A.R. Rahman, Dhanush, Aanand L. Rai Return to 'Raanjhanaa' Universe

Posted by Billy Koelling on Monday, October 7, 2024

A decade after scoring a major hit with “Raanjhanaa,” Indian director-producer Aanand L. Rai is returning to its universe with “Tere Ishk Mein.”

“Raanjhanaa,” an intense Hindu-Muslim romantic drama, was the Hindi-language debut of Tamil cinema star Dhanush and featured chartbusting music by Oscar-, BAFTA-, Grammy- and Golden Globe-winner A.R. Rahman.

While keeping the plot under wraps, Rai told Variety, “When we were working on the ‘Tere Ishk Mein’ script, we realized that we are catching on to the same aggression. And in terms of genre, it’s falling in that genre of tragedy and I said, it’s actually belonging to that world. They’re not similar stories, but they have a similar heartbeat. We were getting the same feeling what we were getting when we were working on ‘Raanjhanaa.’ I said, let’s start belonging to that world.”

“Raanjhanaa” made spectacular use of the holy north Indian city of Varanasi and, while part of “Tere Ishk Mein” will be shot there, the majority of the film will be shot elsewhere.

On working with Rahman, with whom Rai worked subsequently on Disney+ Hotstar film ‘Atrangi Re,’ also starring Dhanush, the filmmaker said he didn’t want to tie the experience of working with the composer to a brief or a story.

“I want to indulge more when I have a big talent like A.R. Rahman, because it’s so much of learning and especially when you are going for a love story, you’re talking about something as pure as a man-woman relationship – it’s so beautiful to see him grow with time,” Rai said. “Even I’m stopping myself by giving him the situation of the songs. As a creative team, let’s talk about the story and see what melodies come in rather than I telling him that I need something like this. Let’s explore the entire world of “Tere Ishk Mein.”

Rai debuted as a director with “Strangers” (2007) and his breakthrough hits were “Tanu Weds Manu” (2011) and “Tanu Weds Manu Returns” (2015) with “Raanjhanaa” in between. The filmmaker is one of the pioneers of setting Bollywood films in small town India, away from overused Mumbai locations.

Rai turned producer with Ashwiny Iyer Tiwari’s “Nil Battey Sannata” (2016) via his Colour Yellow Productions and has since produced a range of films including Anurag Kashyap’s Toronto title “Manmarziyaan” (2018), Rahi Anil Barve’s Venice title “Tumbbad” (2018) and Vinil Mathew’s Netflix original film “Haseen Dillruba” (2021), all in the Hindi language. Ashish Bende’s Marathi-language “Aatmapamphlet” premiered at Berlin earlier this year.

“It’s so beautiful to see people from other countries looking at your culture, looking at your storytelling and respecting that and getting entertained – going global makes you feel that we are one world,” Rai said about his Berlin experience.

At home, “Raksha Bandhan” (2022), Rai’s previous film as director, underperformed at the box office.
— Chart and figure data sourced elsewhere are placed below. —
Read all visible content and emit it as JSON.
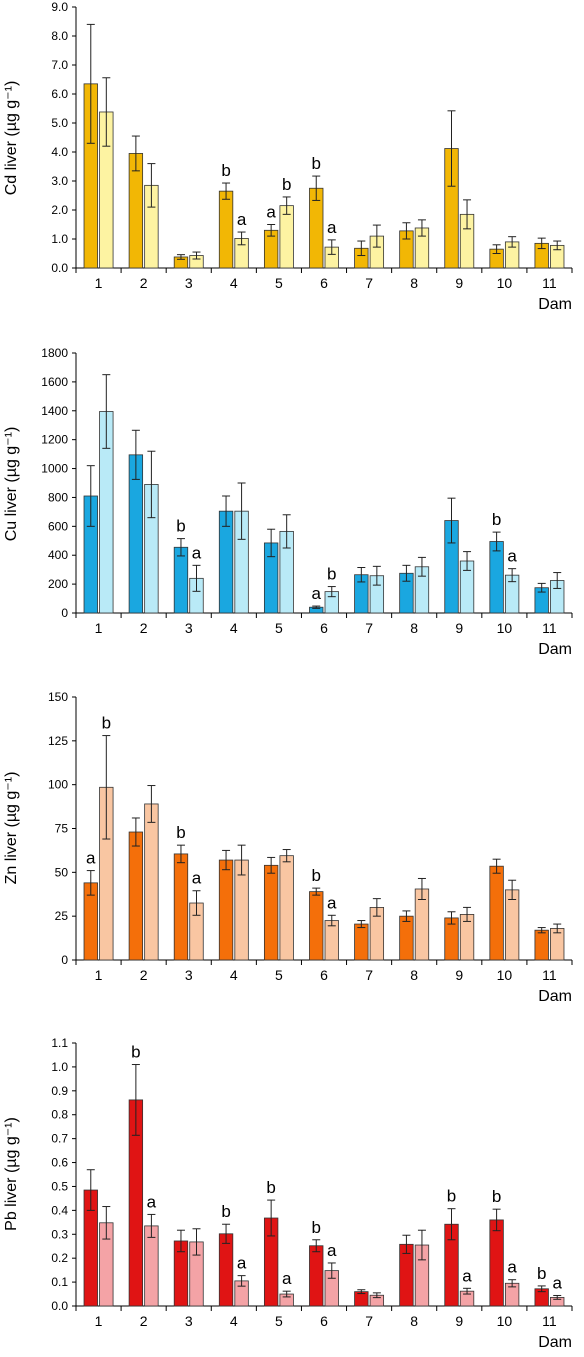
{
  "chart_data": [
    {
      "type": "bar",
      "ylabel": "Cd liver (µg g⁻¹)",
      "xlabel": "Dam",
      "ylim": [
        0,
        9
      ],
      "yticks": [
        "0.0",
        "1.0",
        "2.0",
        "3.0",
        "4.0",
        "5.0",
        "6.0",
        "7.0",
        "8.0",
        "9.0"
      ],
      "categories": [
        "1",
        "2",
        "3",
        "4",
        "5",
        "6",
        "7",
        "8",
        "9",
        "10",
        "11"
      ],
      "colors": [
        "#f2b705",
        "#fdf3a2"
      ],
      "series": [
        {
          "values": [
            6.35,
            3.95,
            0.38,
            2.65,
            1.3,
            2.75,
            0.68,
            1.28,
            4.12,
            0.65,
            0.85
          ],
          "errors": [
            2.05,
            0.6,
            0.08,
            0.28,
            0.2,
            0.42,
            0.25,
            0.28,
            1.3,
            0.15,
            0.18
          ],
          "letters": [
            "",
            "",
            "",
            "b",
            "a",
            "b",
            "",
            "",
            "",
            "",
            ""
          ]
        },
        {
          "values": [
            5.38,
            2.85,
            0.43,
            1.02,
            2.15,
            0.72,
            1.1,
            1.38,
            1.85,
            0.9,
            0.78
          ],
          "errors": [
            1.18,
            0.75,
            0.12,
            0.22,
            0.3,
            0.25,
            0.38,
            0.28,
            0.5,
            0.18,
            0.15
          ],
          "letters": [
            "",
            "",
            "",
            "a",
            "b",
            "a",
            "",
            "",
            "",
            "",
            ""
          ]
        }
      ]
    },
    {
      "type": "bar",
      "ylabel": "Cu liver (µg g⁻¹)",
      "xlabel": "Dam",
      "ylim": [
        0,
        1800
      ],
      "yticks": [
        "0",
        "200",
        "400",
        "600",
        "800",
        "1000",
        "1200",
        "1400",
        "1600",
        "1800"
      ],
      "categories": [
        "1",
        "2",
        "3",
        "4",
        "5",
        "6",
        "7",
        "8",
        "9",
        "10",
        "11"
      ],
      "colors": [
        "#1aa7e0",
        "#b9eaf7"
      ],
      "series": [
        {
          "values": [
            810,
            1095,
            455,
            705,
            485,
            40,
            265,
            275,
            640,
            495,
            175
          ],
          "errors": [
            210,
            170,
            60,
            105,
            95,
            8,
            50,
            55,
            155,
            65,
            30
          ],
          "letters": [
            "",
            "",
            "b",
            "",
            "",
            "a",
            "",
            "",
            "",
            "b",
            ""
          ]
        },
        {
          "values": [
            1395,
            890,
            240,
            705,
            565,
            148,
            258,
            320,
            360,
            262,
            225
          ],
          "errors": [
            255,
            230,
            90,
            195,
            115,
            35,
            65,
            65,
            65,
            45,
            55
          ],
          "letters": [
            "",
            "",
            "a",
            "",
            "",
            "b",
            "",
            "",
            "",
            "a",
            ""
          ]
        }
      ]
    },
    {
      "type": "bar",
      "ylabel": "Zn liver (µg g⁻¹)",
      "xlabel": "Dam",
      "ylim": [
        0,
        150
      ],
      "yticks": [
        "0",
        "25",
        "50",
        "75",
        "100",
        "125",
        "150"
      ],
      "categories": [
        "1",
        "2",
        "3",
        "4",
        "5",
        "6",
        "7",
        "8",
        "9",
        "10",
        "11"
      ],
      "colors": [
        "#f46f0a",
        "#f9c6a2"
      ],
      "series": [
        {
          "values": [
            44,
            73,
            60.5,
            57,
            54,
            39,
            20.5,
            25,
            24,
            53.5,
            17
          ],
          "errors": [
            7,
            8,
            5,
            5.5,
            4.5,
            2,
            2,
            3,
            3.5,
            4,
            1.5
          ],
          "letters": [
            "a",
            "",
            "b",
            "",
            "",
            "b",
            "",
            "",
            "",
            "",
            ""
          ]
        },
        {
          "values": [
            98.5,
            89,
            32.5,
            57,
            59.5,
            22.5,
            30,
            40.5,
            26,
            40,
            18
          ],
          "errors": [
            29.5,
            10.5,
            7,
            8.5,
            3.5,
            3,
            5,
            6,
            4,
            5.5,
            2.5
          ],
          "letters": [
            "b",
            "",
            "a",
            "",
            "",
            "a",
            "",
            "",
            "",
            "",
            ""
          ]
        }
      ]
    },
    {
      "type": "bar",
      "ylabel": "Pb liver (µg g⁻¹)",
      "xlabel": "Dam",
      "ylim": [
        0,
        1.1
      ],
      "yticks": [
        "0.0",
        "0.1",
        "0.2",
        "0.3",
        "0.4",
        "0.5",
        "0.6",
        "0.7",
        "0.8",
        "0.9",
        "1.0",
        "1.1"
      ],
      "categories": [
        "1",
        "2",
        "3",
        "4",
        "5",
        "6",
        "7",
        "8",
        "9",
        "10",
        "11"
      ],
      "colors": [
        "#e01414",
        "#f4a3a6"
      ],
      "series": [
        {
          "values": [
            0.485,
            0.862,
            0.272,
            0.302,
            0.368,
            0.252,
            0.06,
            0.258,
            0.342,
            0.36,
            0.072
          ],
          "errors": [
            0.085,
            0.148,
            0.045,
            0.04,
            0.075,
            0.025,
            0.008,
            0.038,
            0.065,
            0.045,
            0.012
          ],
          "letters": [
            "",
            "b",
            "",
            "b",
            "b",
            "b",
            "",
            "",
            "b",
            "b",
            "b"
          ]
        },
        {
          "values": [
            0.348,
            0.335,
            0.268,
            0.105,
            0.05,
            0.148,
            0.045,
            0.255,
            0.062,
            0.095,
            0.036
          ],
          "errors": [
            0.068,
            0.048,
            0.055,
            0.022,
            0.012,
            0.032,
            0.01,
            0.062,
            0.012,
            0.015,
            0.008
          ],
          "letters": [
            "",
            "a",
            "",
            "a",
            "a",
            "a",
            "",
            "",
            "a",
            "a",
            "a"
          ]
        }
      ]
    }
  ]
}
Rai says that the Hindi-language film industry is going through a “tough phase” and is “disconnected” from the audience.

“Regaining that and holding on to that relationship between us and our audience, we need to come up with with something very extraordinarily shocking, or surprising. So it’s time for us to churn out newer stories and more gutsy ones,” Rai said. “In my production house I’m trying to explore more newer stories and new worlds.”

Coming up are three as-yet-untitled ventures, further details of which will be revealed imminently. Rai says that they are a “pure satire,” an action-thriller populated with blind characters and an entertaining social subject laced with humor that says “bigger things in a very non-preachy way.”

In addition, there is the sequel to pulp romance thriller “Haseen Dillruba,” titled “Phir Aayi Haseen Dillruba,” which Rai promises will be pulpier. Hit Marathi-language film “Jhimma” (2021), where seven women travel to London and find themselves, is getting a sequel. “Jhimma ,” involves the protagonists travel to the U.K.’s picturesque Lake District.

“Marathi cinema has always shown those guts of getting into the space which commercial Hindi films are unable to do and doing it in a way where they are entertaining you,” Rai said. “I’m really enjoying doing Marathi films and producing Marathi films because it allows me to do something which I’m unable to do in Hindi.”

Rai is also readying a script for a series and is in discussion with leading streamers with a view to commencing production in mid-2024.